Yea, I've just tried using GravityScore's SHA-256 API and a even a single file is too big really, it just grinds to a halt.

Anyone know of a good MD5 API for CC, I haven't really been able to find one that works.
theoriginalbit #45
Posted 11 May 2014 - 05:26 AM
Anyone know of a good MD5 API for CC, I haven't really been able to find one that works.
clearly haven't read the last few replies on the last page… :P/>
awsmazinggenius #46
Posted 11 May 2014 - 05:27 AM
I would go with SHA1 over MD5, but that's (sort-of) just a matter of preference.
oeed #47
Posted 11 May 2014 - 07:12 AM
Anyone know of a good MD5 API for CC, I haven't really been able to find one that works.
clearly haven't read the last few replies on the last page… :P/>
*facepalm*

I would go with SHA1 over MD5, but that's (sort-of) just a matter of preference.
I'll see which one is quicker and use that. I'm not overly concerned about accuracy, if one slips through it's not the end of the world.

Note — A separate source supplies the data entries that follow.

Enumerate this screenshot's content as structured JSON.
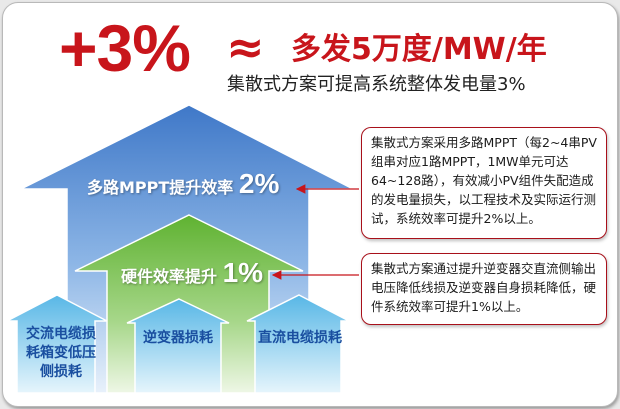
{
  "headline": {
    "percent": "+3%",
    "approx_symbol": "≈",
    "text": "多发5万度/MW/年"
  },
  "subtitle": "集散式方案可提高系统整体发电量3%",
  "arrows": {
    "top": {
      "text": "多路MPPT提升效率",
      "percent": "2%"
    },
    "middle": {
      "text": "硬件效率提升",
      "percent": "1%"
    },
    "bottom": [
      {
        "text": "交流电缆损耗箱变低压侧损耗"
      },
      {
        "text": "逆变器损耗"
      },
      {
        "text": "直流电缆损耗"
      }
    ]
  },
  "notes": [
    {
      "text": "集散式方案采用多路MPPT（每2~4串PV组串对应1路MPPT，1MW单元可达64~128路），有效减小PV组件失配造成的发电量损失，以工程技术及实际运行测试，系统效率可提升2%以上。"
    },
    {
      "text": "集散式方案通过提升逆变器交直流侧输出电压降低线损及逆变器自身损耗降低，硬件系统效率可提升1%以上。"
    }
  ],
  "colors": {
    "accent_red": "#c8151b",
    "blue_arrow": "#4b86cf",
    "green_arrow": "#6dbb3c",
    "small_arrow": "#8fd0ee"
  }
}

Edit: CRC32 was quicker, so I'll be using that.

Edit 2: Got it all working now, it's doing it's just excellently. Thanks everyone!
Edited on 11 May 2014 - 10:02 AM
awsmazinggenius #48
Posted 11 May 2014 - 10:40 PM
As in, if you were to release the next release of OneOS now the hashing part will all be working? Great!
oeed #49
Posted 11 May 2014 - 10:44 PM
As in, if you were to release the next release of OneOS now the hashing part will all be working? Great!

Yep, it's all done and working.
viluon #50
Posted 19 May 2014 - 03:51 PM
As in, if you were to release the next release of OneOS now the hashing part will all be working? Great!

Yep, it's all done and working.
I suggest editing the original post, so people around here don't have to read all the replies.